English    Türkçe    فارسی   

5
2513-2537

  • Erlik ilâcını kullan da hamel burcundaki kızgın güneşe dön.
  • Mideyi bırak, gönül tarafına salın. Salın da Tanrıdan sana perdesiz bir selâm gelsin.
  • Kendine çekidüzen verecek bir iki adım at da aşk, kulağını tutup seni çeksin. 2515
  • Eşek, her ne kadar çekindiyse de nihayet tilki üstün oldu, onu aslanın bulunduğu ormana çekti
  • Tilki, hilede ayak diredi. Eşeğin sakalını tutup çekti.
  • Nerde o tekkenin ilâhicisi ki hararetle defe vurup "Eşek gitti, eşek gitti" desin?
  • Bir tavşan bile aslanı kuyuya sürüklerse bir tilki, eşeği çayırlığa nasıl sürüklemez?
  • Kulağını tıka da o ihsan ve lütuf sahibi velinin afsunundan başka bir afsun okuma.
  • Onun afsunu helvadan da tatlıdır. Hattâ o öyle bir erdir ki ayağının bastığı toprak, yüzlerce helvaya değer. 2520
  • Şarapla dolu koca küpler, onun dudaklarındaki şaraptan mayalanmıştır.
  • Ondan uzakta kalan can, lâ'al dudaklardaki şarabı görmediği için şaraba âşıktır.

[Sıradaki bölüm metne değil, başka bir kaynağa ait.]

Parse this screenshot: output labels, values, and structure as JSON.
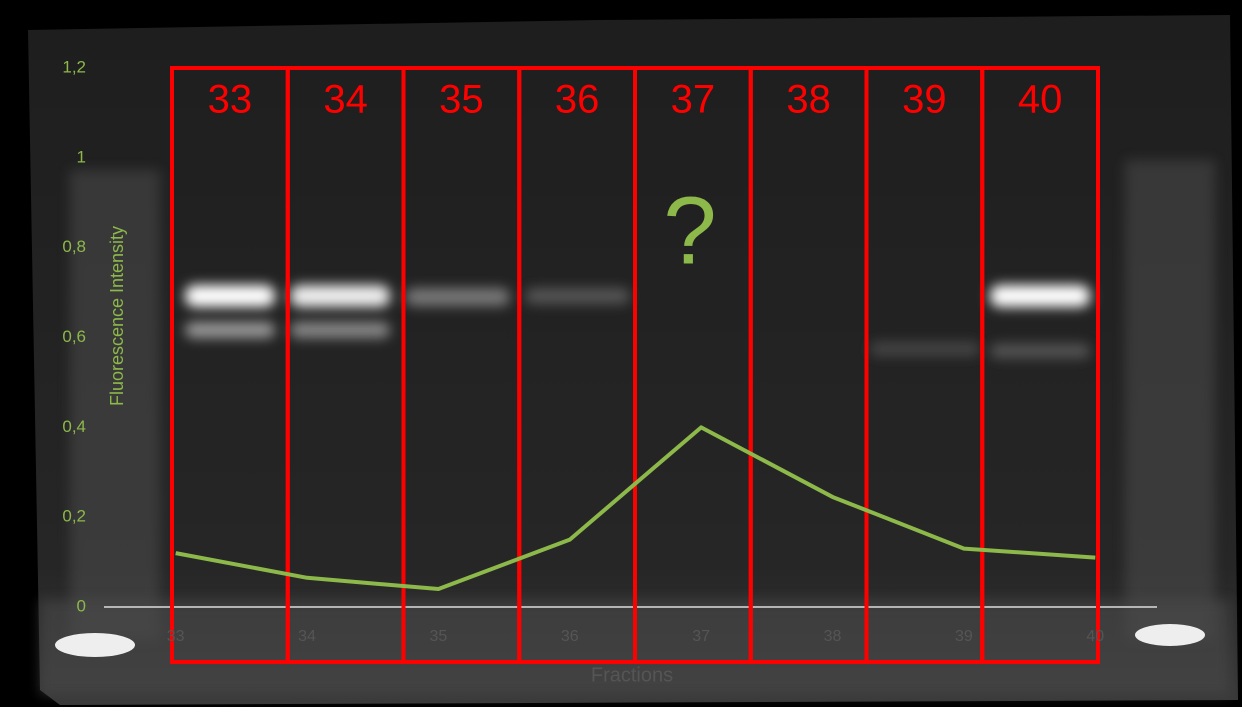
{
  "chart_data": {
    "type": "line",
    "categories": [
      "33",
      "34",
      "35",
      "36",
      "37",
      "38",
      "39",
      "40"
    ],
    "values": [
      0.12,
      0.065,
      0.04,
      0.15,
      0.4,
      0.245,
      0.13,
      0.11
    ],
    "color": "#8db84a",
    "ylim": [
      0,
      1.2
    ],
    "yticks": [
      0,
      {
        "value": 0.2,
        "label": "0,2"
      },
      {
        "value": 0.4,
        "label": "0,4"
      },
      {
        "value": 0.6,
        "label": "0,6"
      },
      {
        "value": 0.8,
        "label": "0,8"
      },
      1,
      {
        "value": 1.2,
        "label": "1,2"
      }
    ],
    "ylabel": "Fluorescence Intensity",
    "xlabel": "Fractions",
    "annotation": "?"
  }
}
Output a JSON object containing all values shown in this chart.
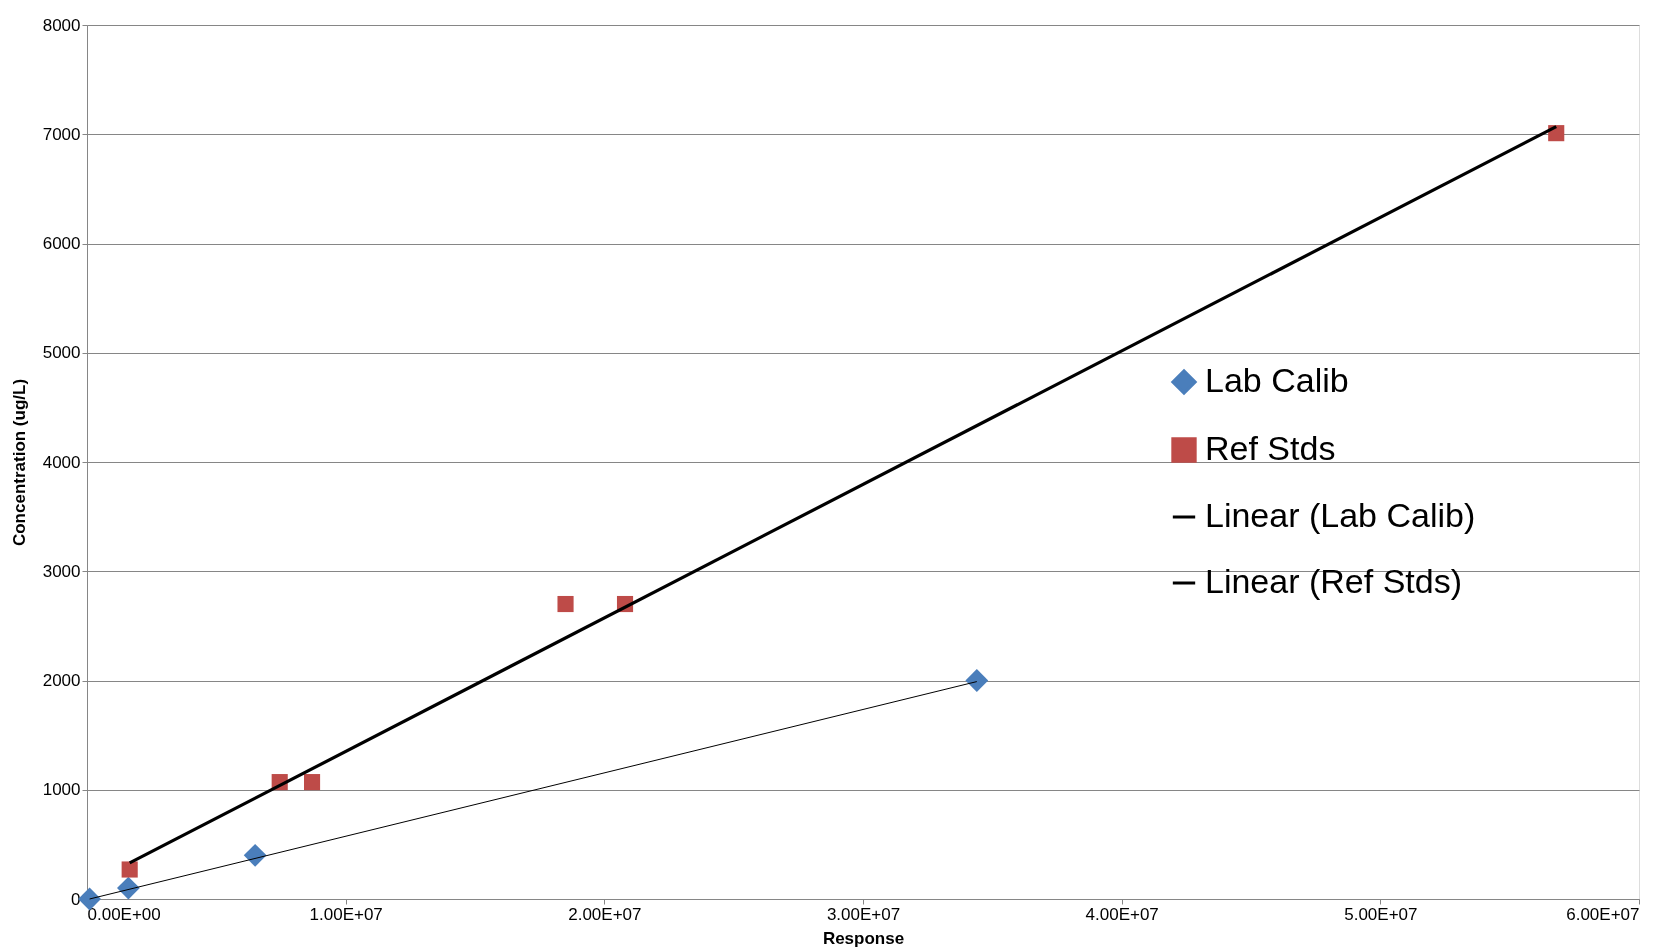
{
  "chart_data": {
    "type": "scatter",
    "xlabel": "Response",
    "ylabel": "Concentration (ug/L)",
    "xlim": [
      0,
      60000000
    ],
    "ylim": [
      0,
      8000
    ],
    "xticks": [
      {
        "value": 0,
        "label": "0.00E+00"
      },
      {
        "value": 10000000,
        "label": "1.00E+07"
      },
      {
        "value": 20000000,
        "label": "2.00E+07"
      },
      {
        "value": 30000000,
        "label": "3.00E+07"
      },
      {
        "value": 40000000,
        "label": "4.00E+07"
      },
      {
        "value": 50000000,
        "label": "5.00E+07"
      },
      {
        "value": 60000000,
        "label": "6.00E+07"
      }
    ],
    "yticks": [
      0,
      1000,
      2000,
      3000,
      4000,
      5000,
      6000,
      7000,
      8000
    ],
    "grid": "y",
    "legend": "right",
    "series": [
      {
        "name": "Lab Calib",
        "marker": "diamond",
        "color": "#4a7ebb",
        "x": [
          100000,
          1600000,
          6500000,
          34400000
        ],
        "values": [
          0,
          100,
          400,
          2000
        ]
      },
      {
        "name": "Ref Stds",
        "marker": "square",
        "color": "#be4b48",
        "x": [
          1650000,
          7450000,
          8700000,
          18500000,
          20800000,
          56800000
        ],
        "values": [
          270,
          1070,
          1070,
          2700,
          2700,
          7010
        ]
      },
      {
        "name": "Linear (Lab Calib)",
        "type": "line",
        "color": "#000000",
        "x": [
          100000,
          34400000
        ],
        "values": [
          0,
          1990
        ]
      },
      {
        "name": "Linear (Ref Stds)",
        "type": "line",
        "color": "#000000",
        "x": [
          1650000,
          56800000
        ],
        "values": [
          330,
          7070
        ]
      }
    ]
  }
}
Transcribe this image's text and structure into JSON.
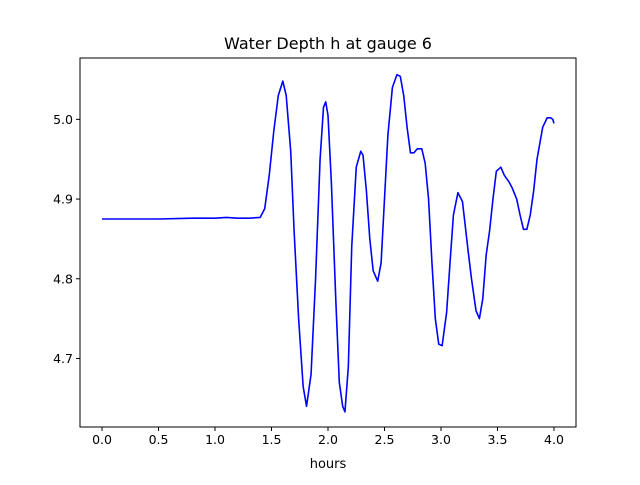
{
  "chart_data": {
    "type": "line",
    "title": "Water Depth h at gauge 6",
    "xlabel": "hours",
    "ylabel": "",
    "xlim": [
      -0.195,
      4.195
    ],
    "ylim": [
      4.614,
      5.077
    ],
    "xticks": [
      0.0,
      0.5,
      1.0,
      1.5,
      2.0,
      2.5,
      3.0,
      3.5,
      4.0
    ],
    "xtick_labels": [
      "0.0",
      "0.5",
      "1.0",
      "1.5",
      "2.0",
      "2.5",
      "3.0",
      "3.5",
      "4.0"
    ],
    "yticks": [
      4.7,
      4.8,
      4.9,
      5.0
    ],
    "ytick_labels": [
      "4.7",
      "4.8",
      "4.9",
      "5.0"
    ],
    "grid": false,
    "legend": "none",
    "series": [
      {
        "color": "#0000ff",
        "x": [
          0.0,
          0.2,
          0.5,
          0.8,
          1.0,
          1.1,
          1.2,
          1.3,
          1.4,
          1.44,
          1.48,
          1.52,
          1.56,
          1.6,
          1.63,
          1.67,
          1.7,
          1.74,
          1.78,
          1.81,
          1.85,
          1.89,
          1.93,
          1.96,
          1.98,
          2.0,
          2.03,
          2.07,
          2.1,
          2.13,
          2.15,
          2.18,
          2.21,
          2.25,
          2.29,
          2.31,
          2.34,
          2.37,
          2.4,
          2.44,
          2.47,
          2.5,
          2.53,
          2.57,
          2.61,
          2.64,
          2.67,
          2.7,
          2.73,
          2.76,
          2.79,
          2.83,
          2.86,
          2.89,
          2.92,
          2.95,
          2.98,
          3.01,
          3.05,
          3.08,
          3.11,
          3.15,
          3.19,
          3.22,
          3.24,
          3.27,
          3.31,
          3.34,
          3.37,
          3.4,
          3.43,
          3.46,
          3.49,
          3.53,
          3.56,
          3.6,
          3.63,
          3.67,
          3.7,
          3.73,
          3.76,
          3.79,
          3.82,
          3.85,
          3.9,
          3.94,
          3.97,
          3.99,
          4.0
        ],
        "y": [
          4.875,
          4.875,
          4.875,
          4.876,
          4.876,
          4.877,
          4.876,
          4.876,
          4.877,
          4.888,
          4.93,
          4.985,
          5.03,
          5.048,
          5.03,
          4.96,
          4.86,
          4.75,
          4.665,
          4.64,
          4.68,
          4.8,
          4.95,
          5.015,
          5.022,
          5.005,
          4.92,
          4.77,
          4.67,
          4.64,
          4.633,
          4.69,
          4.84,
          4.94,
          4.96,
          4.955,
          4.91,
          4.85,
          4.81,
          4.797,
          4.82,
          4.9,
          4.98,
          5.04,
          5.056,
          5.054,
          5.03,
          4.99,
          4.958,
          4.958,
          4.963,
          4.963,
          4.945,
          4.9,
          4.82,
          4.75,
          4.718,
          4.716,
          4.758,
          4.82,
          4.88,
          4.908,
          4.897,
          4.86,
          4.835,
          4.8,
          4.76,
          4.75,
          4.775,
          4.83,
          4.86,
          4.9,
          4.935,
          4.94,
          4.93,
          4.922,
          4.914,
          4.9,
          4.88,
          4.862,
          4.862,
          4.88,
          4.91,
          4.95,
          4.99,
          5.002,
          5.002,
          5.0,
          4.995
        ]
      }
    ]
  }
}
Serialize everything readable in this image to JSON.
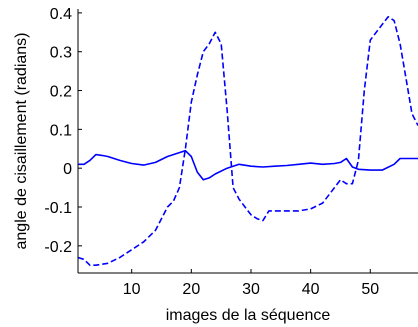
{
  "chart_data": {
    "type": "line",
    "title": "",
    "xlabel": "images de la séquence",
    "ylabel": "angle de cisaillement (radians)",
    "xlim": [
      1,
      58
    ],
    "ylim": [
      -0.27,
      0.41
    ],
    "xticks": [
      10,
      20,
      30,
      40,
      50
    ],
    "yticks": [
      -0.2,
      -0.1,
      0,
      0.1,
      0.2,
      0.3,
      0.4
    ],
    "xtick_labels": [
      "10",
      "20",
      "30",
      "40",
      "50"
    ],
    "ytick_labels": [
      "-0.2",
      "-0.1",
      "0",
      "0.1",
      "0.2",
      "0.3",
      "0.4"
    ],
    "grid": false,
    "legend": "none",
    "series": [
      {
        "style": "solid",
        "color": "#0000ff",
        "x": [
          1,
          2,
          3,
          4,
          5,
          6,
          8,
          10,
          12,
          14,
          16,
          18,
          19,
          20,
          21,
          22,
          23,
          24,
          26,
          28,
          30,
          32,
          34,
          36,
          38,
          40,
          42,
          44,
          45,
          46,
          47,
          48,
          50,
          52,
          54,
          55,
          56,
          58
        ],
        "y": [
          0.01,
          0.01,
          0.02,
          0.035,
          0.033,
          0.03,
          0.02,
          0.012,
          0.008,
          0.015,
          0.03,
          0.04,
          0.045,
          0.03,
          -0.01,
          -0.03,
          -0.025,
          -0.015,
          0.0,
          0.01,
          0.005,
          0.003,
          0.005,
          0.007,
          0.01,
          0.013,
          0.01,
          0.012,
          0.015,
          0.025,
          0.003,
          -0.003,
          -0.005,
          -0.005,
          0.01,
          0.025,
          0.025,
          0.025
        ]
      },
      {
        "style": "dashed",
        "color": "#0000ff",
        "x": [
          1,
          2,
          3,
          4,
          6,
          8,
          10,
          12,
          14,
          15,
          16,
          17,
          18,
          19,
          20,
          21,
          22,
          23,
          24,
          25,
          26,
          27,
          28,
          29,
          30,
          31,
          32,
          33,
          34,
          36,
          38,
          40,
          42,
          44,
          45,
          46,
          47,
          48,
          49,
          50,
          51,
          52,
          53,
          54,
          55,
          56,
          57,
          58
        ],
        "y": [
          -0.23,
          -0.235,
          -0.25,
          -0.25,
          -0.245,
          -0.23,
          -0.21,
          -0.19,
          -0.16,
          -0.13,
          -0.1,
          -0.085,
          -0.05,
          0.05,
          0.17,
          0.24,
          0.3,
          0.32,
          0.35,
          0.32,
          0.15,
          -0.05,
          -0.08,
          -0.1,
          -0.12,
          -0.13,
          -0.135,
          -0.11,
          -0.11,
          -0.11,
          -0.11,
          -0.105,
          -0.09,
          -0.05,
          -0.03,
          -0.04,
          -0.04,
          0.02,
          0.2,
          0.33,
          0.35,
          0.37,
          0.39,
          0.38,
          0.32,
          0.23,
          0.14,
          0.11
        ]
      }
    ]
  }
}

  • Kör kuş, tatlı suyu görmemiş, kara ve acı suyun etrafında dönüp dolaşmasın!
  • Can Musası, gönlü Sina haline getirir, kör dudu kuşlarının gözlerini açar.
  • Can Şirininin Hüsrev'i nöbet urmuştur. Şehirde şeker ucuzlamıştır. 2525
  • Gayp Yusufları ordularını çekmede, şeker denklerini getirmede.
  • Mısır'dan gelen develerin yüzü bizim tarafa yönelmiş, ey dudu kuşları, şenlik seslerini duyun!
  • Şehrimiz, yarın şekerle dolacak. Şeker zaten ucuz ama daha da ucuzlayacak.
  • Ey tatlı sevenler, şekerlere bulanın, sofrası olanların körlüklerine rağmen dudu gibi şekerlere bakın.
  • Şeker kamışını dövün, iş ancak bundan ibaret Canlar feda edin, işte sevgili! 2530
  • Ya hey! Şarap üstüne şarap, meze üstüne meze. Artık minareye çık da sala ver!
  • Dokuz yıllık sirke tatlılaşıyor. Taş ve mermer, lâ'al ve altın haline geliyor.
  • Güneş, gökyüzünde elceğizlerini çırpmada. Zerreler, âşıklar gibi birbirleriyle oynaşmada.
  • Kaynaklar, yeşilliklerden, çayırlık, çimenliklerden mahmurlaştı. Gül, dallar üstünde çiçekler açıyor. 2535
  • Devlet gözü, tam bir büyü yapmada; ruh Mansur oldu, Enel Hak diye bağırmada.
  • Tilki bir eşeği baştan çıkarırsa ko çıkarsın. Sen eşek olma da gani yeme.
  • Birisi, korkusundan kendisini bir eve attı. Benzi safran gibi sararmış, dudakları gömgök olmuş, elleri söğüt yaprağı gibi tirtii- titriyordu. Ev sahibi hayrola, ne oldu? dedi. Adam, dışarıda eşekleri tutup yük yüklüyorlar diye cevap verdi. Ev sahibi : Peki a mübarek dedi, etekleri tutuyorlar Sen eşek değilsin ya, ne korkuyorsun? Adam dedi ki: öyle bir kızışmışlar, işe öyle bir sarılmışlar ki fark etmelerine imkân yok, korktum, ya beni de eşek diye tutarlarsa!